In a world where all user’s data is available on personal data pods, an enormous amount of data will be available to all parties (not just specific companies), and many more models, not just advertising models, can be trained on this data securely. Think models for healthcare, trained off of patients’ medical data, rather than models predicting people clicking on ads.
The state of technology
How far away are we from realizing this vision?
The decentralized storage layer is already in place. Immutable storage services like IPFS and Arweave have each been around for 7 and 5 years respectively, and are rapidly maturing. Note that these data stores must be immutable, since in a decentralized environment care must be taken that data isn’t manipulated. On top of these, tools like Ceramic or ThreadsDB from Textile add a “mutability” layer that makes it easier to modify data by implementing an append-only ledger on top of immutable storage910. Although each additional update in the ledger is immutable, the final result from parsing the combined updates is mutable, just as how Bitcoin account balances can change even though individual past transactions are immutable.

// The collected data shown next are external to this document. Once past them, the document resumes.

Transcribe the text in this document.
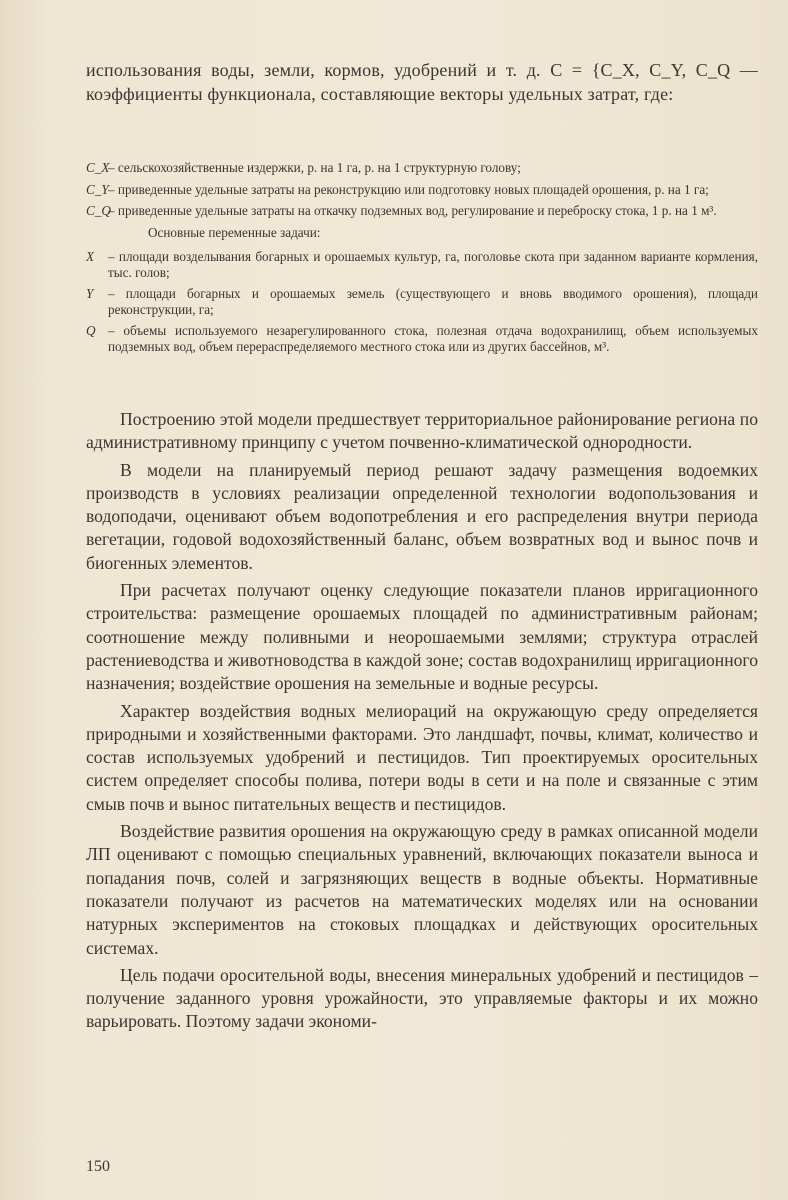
использования воды, земли, кормов, удобрений и т. д. C = {C_X, C_Y, C_Q — коэффициенты функционала, составляющие векторы удельных затрат, где:

C_X
– сельскохозяйственные издержки, р. на 1 га, р. на 1 структурную голову;
C_Y – приведенные удельные затраты на реконструкцию или подготовку новых площадей орошения, р. на 1 га;
C_Q
– приведенные удельные затраты на откачку подземных вод, регулирование и переброску стока, 1 р. на 1 м³.
Основные переменные задачи:
X	– площади возделывания богарных и орошаемых культур, га, поголовье скота при заданном варианте кормления, тыс. голов;
Y	– площади богарных и орошаемых земель (существующего и вновь вводимого орошения), площади реконструкции, га;
Q – объемы используемого незарегулированного стока, полезная отдача водохранилищ, объем используемых подземных вод, объем перераспределяемого местного стока или из других бассейнов, м³.

Построению этой модели предшествует территориальное районирование региона по административному принципу с учетом почвенно-климатической однородности.

В модели на планируемый период решают задачу размещения водоемких производств в условиях реализации определенной технологии водопользования и водоподачи, оценивают объем водопотребления и его распределения внутри периода вегетации, годовой водохозяйственный баланс, объем возвратных вод и вынос почв и биогенных элементов.

При расчетах получают оценку следующие показатели планов ирригационного строительства: размещение орошаемых площадей по административным районам; соотношение между поливными и неорошаемыми землями; структура отраслей растениеводства и животноводства в каждой зоне; состав водохранилищ ирригационного назначения; воздействие орошения на земельные и водные ресурсы.

Характер воздействия водных мелиораций на окружающую среду определяется природными и хозяйственными факторами. Это ландшафт, почвы, климат, количество и состав используемых удобрений и пестицидов. Тип проектируемых оросительных систем определяет способы полива, потери воды в сети и на поле и связанные с этим смыв почв и вынос питательных веществ и пестицидов.

Воздействие развития орошения на окружающую среду в рамках описанной модели ЛП оценивают с помощью специальных уравнений, включающих показатели выноса и попадания почв, солей и загрязняющих веществ в водные объекты. Нормативные показатели получают из расчетов на математических моделях или на основании натурных экспериментов на стоковых площадках и действующих оросительных системах.

Цель подачи оросительной воды, внесения минеральных удобрений и пестицидов – получение заданного уровня урожайности, это управляемые факторы и их можно варьировать. Поэтому задачи экономи-

150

Privacy and permissioning features are areas which could still use further development. Ceramic seems to have only recently implemented a permissioning system, which may still need some time to mature and become fully robust11. For privacy-sensitive users, it could be useful to have an implementation of the data pod that works on user’s personal devices, rather than on third party decentralized storage nodes. For data stores implemented on personal devices like phones and computers, data could likely be taken online or offline as needed and there would be less concern about if storage nodes had actually deleted or had otherwise somehow replicated your data. Additional layers to help with capturing the value of data largely seem undeveloped. Protocols focused on simple data exchange and monetization could be a good starting point. Beyond that, protocols to create decentralized data marketplaces or to enable federated learning on personal data stores.
One last missing piece to consider alongside technology is regulation. Though companies may adopt personal data stores if users demand it, they cannot be compelled to not also store extra copies of the data elsewhere. Future laws similar to GDPR (General Data Protection Regulation), an EU law on data privacy, could both enforce better behavior and accelerate corporate adoption of personal data stores as an easier method to comply with privacy regulations. These regulations, like personal data stores, can be powerful tools to help secure data privacy (and data ownership) as fundamental rights for users.